I really want to slap my manager right now

He keeps quoting celebrity marathon times and telling me I’m pathetic if I can’t beat them, and then he’s putting down people with “slow” times (his definition of slow is any time more than 4:30).

He thinks he could do a marathon in less than 6 hours with absolutely no training. This from a guy who considers 3 miles a long run.

“A 6 hour finish is about a 14 minute pace, which is like 4.3 MPH. Come on, I walk that all the time on the treadmill and I don’t get tired. That is totally pathetic that people train and can’t finish in less than 6 hours. What’s wrong with them?”

He thinks if I don’t finish under like 8:30/mile, I must not be a good runner. I pointed out that that’s basically Boston qualifying, which has now convinced him that qualifying for Boston is really easy.



  1. Your manager doesn’t deserve to be slapped… I’m thinking a swift knee to the groin is much more in order.

    Also, if BQ’ing is so easy then perhaps you should challenge him to do so.

  2. Yeah, he has been talking a lot of smack–tell him you signed him up to run the marathon with you. And give him a swift kick in the a**!

  3. I don’t EVER bet money on anything, even sure things. (If you tried to make a bet with me that today is May 22, I wouldn’t take it. Just how I am.)


    I broke my rule and repeatedly offered him $50 to come do the marathon and finish under 6 hours.

    He won’t take the bet because “it’s too much effort,” but he still swears he’s right.

  4. Wow. Dude seriously needs a reality check. People who don’t run long distances have NO IDEA how hard it really is. My husband, who is an avid cyclist, was completely wiped out the first time we ran together to our gym…a grand total of 1.5 miles. I said, “Now can you appreciate how hard I have worked to get to a point where I can run 10 miles without stopping?”

    I’d coax him into doing a shorter race, like a 5 or 10K, in which you handily beat his smug ass. Then ask him if he really still thinks he could run a marathon.

  5. I’ve found that if I slice their Achilles tendon, that tends to slow down their training.

    My $.02.

  6. Eww – how annoying. I want to smack your manager too. Is he for real or just trying in some weird way to motivate you?

  7. Sarah, I like the short race idea.

    Jamie, I think he’s serious, if you can believe it!

  8. He sounds like an ass about this, if he is serious. Since he’s so convinced he could do it, he needs to prove it. I tend to think the 5K or 10K would (like someone mentioned) be a good start to show him up, then challenge the non-runner that can run a marathon with no running experience to a marathon.

    People like that irratate me.

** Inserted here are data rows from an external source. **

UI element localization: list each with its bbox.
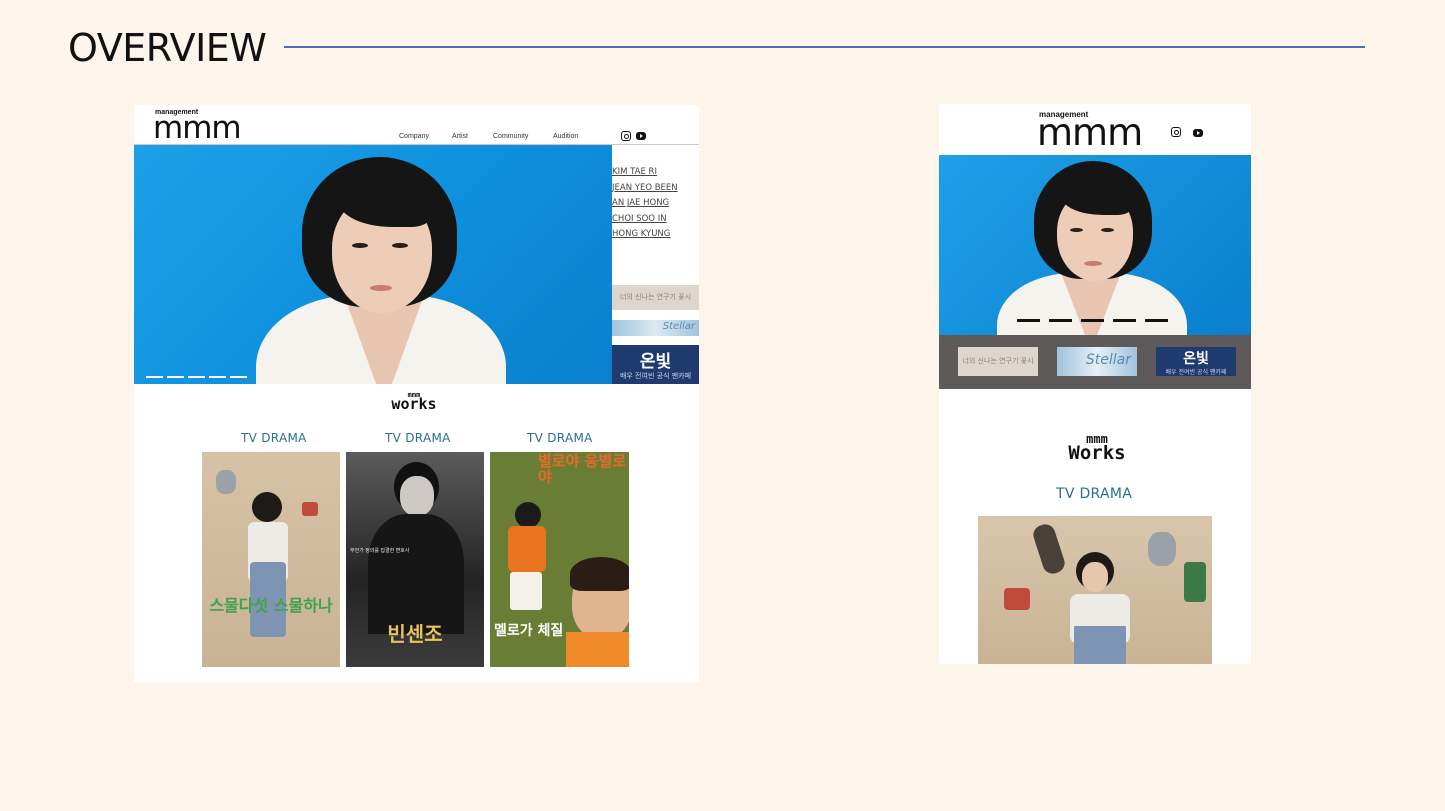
- page-title: OVERVIEW: [68, 26, 267, 70]
- works-logo: mmm Works: [1068, 432, 1126, 464]
- poster-melo-is-my-nature[interactable]: 별로야 응별로야 멜로가 체질: [490, 452, 629, 667]
- drama-label-2: TV DRAMA: [385, 431, 451, 445]
- drama-label: TV DRAMA: [1056, 486, 1133, 502]
- fancafe-banner-3[interactable]: 온빛 배우 전여빈 공식 팬카페: [612, 345, 699, 384]
- drama-label-3: TV DRAMA: [527, 431, 593, 445]
- fancafe-banner-3[interactable]: 온빛 배우 전여빈 공식 팬카페: [1156, 347, 1236, 376]
- site-header: management mmm Company Artist Community …: [134, 105, 699, 145]
- poster-twenty-five-twenty-one[interactable]: 스물다섯 스물하나: [202, 452, 340, 667]
- poster-vincenzo[interactable]: 무언가 정의를 집결한 변호사 빈센조: [346, 452, 484, 667]
- artist-link-an-jae-hong[interactable]: AN JAE HONG: [612, 196, 678, 212]
- poster-tagline: 무언가 정의를 집결한 변호사: [350, 548, 410, 554]
- nav-audition[interactable]: Audition: [553, 133, 578, 140]
- nav-community[interactable]: Community: [493, 133, 528, 140]
- youtube-icon[interactable]: [1193, 129, 1203, 137]
- fancafe-banner-1[interactable]: 너의 신나는 연구기 꽃시: [612, 285, 699, 310]
- logo-mmm[interactable]: mmm: [1037, 114, 1143, 151]
- instagram-icon[interactable]: [1171, 127, 1181, 137]
- poster-title: 스물다섯 스물하나: [209, 596, 333, 615]
- works-logo: mmm works: [391, 391, 437, 414]
- poster-twenty-five-twenty-one[interactable]: [978, 516, 1212, 664]
- artist-list: KIM TAE RI JEAN YEO BEEN AN JAE HONG CHO…: [612, 145, 699, 384]
- fancafe-banner-2[interactable]: Stellar: [1057, 347, 1137, 376]
- fancafe-banner-strip: 너의 신나는 연구기 꽃시 Stellar 온빛 배우 전여빈 공식 팬카페: [939, 335, 1251, 389]
- mobile-mockup: management mmm 너의 신나는 연구기 꽃시 Stellar 온빛 …: [939, 104, 1251, 664]
- title-divider: [284, 46, 1365, 48]
- fancafe-banner-1[interactable]: 너의 신나는 연구기 꽃시: [958, 347, 1038, 376]
- hero-image: [134, 145, 612, 384]
- nav-artist[interactable]: Artist: [452, 133, 468, 140]
- artist-link-hong-kyung[interactable]: HONG KYUNG: [612, 227, 678, 243]
- logo-mmm[interactable]: mmm: [153, 113, 242, 144]
- artist-link-jean-yeo-been[interactable]: JEAN YEO BEEN: [612, 181, 678, 197]
- nav-company[interactable]: Company: [399, 133, 429, 140]
- slider-indicators[interactable]: [1017, 319, 1168, 322]
- hero-image: [939, 155, 1251, 335]
- slider-indicators[interactable]: [146, 376, 247, 378]
- poster-title: 빈센조: [387, 622, 443, 646]
- artist-link-choi-soo-in[interactable]: CHOI SOO IN: [612, 212, 678, 228]
- poster-tagline: 별로야 응별로야: [538, 452, 627, 486]
- drama-label-1: TV DRAMA: [241, 431, 307, 445]
- youtube-icon[interactable]: [636, 132, 646, 140]
- fancafe-banner-2[interactable]: Stellar: [612, 320, 699, 336]
- artist-link-kim-tae-ri[interactable]: KIM TAE RI: [612, 165, 678, 181]
- instagram-icon[interactable]: [621, 131, 631, 141]
- desktop-mockup: management mmm Company Artist Community …: [134, 105, 699, 682]
- poster-title: 멜로가 체질: [494, 623, 564, 639]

It’s like the non-runners that says “running’s bad for your knees”. They don’t run though….

  9. Maybe you could say something like, “Yeah, I remember when I was a couch potato, I used to think running was easy, too.” Or would that be career limiting?

    My old boss used to insist that “if it weren’t for her bad knees” she could certainly train for a marathon and would most likely beat me. Is being a jackass some kind of core management competency?

    Best of luck on Sunday, Laura!

  10. Just1, I LOVE that you already picked up on my fear of CLMs (Career Limiting Moves). Nice work :)

  11. Your manager truly sounds like an ***hole…but there are lots of people who can be really offensive without even meaning to…like commenting how fat Carrie Underwood (or someone who was on American Idol) is, while surrounded by people sucking in their stomachs… or, when you mention you’re running a 10K/15K/half maration, say “how many miles is that? That’s not too bad. I go out jogging sometimes and go 3 or 4 miles.” It all gives you an opportunity to practice being gracious!

  12. Consider the source, then laugh! It often helps if you can imagine the orange wig, the red rubber nose and white pancake makeup!

    Then the slapstick of kicking (in assorted areas) becomes all the more poignant!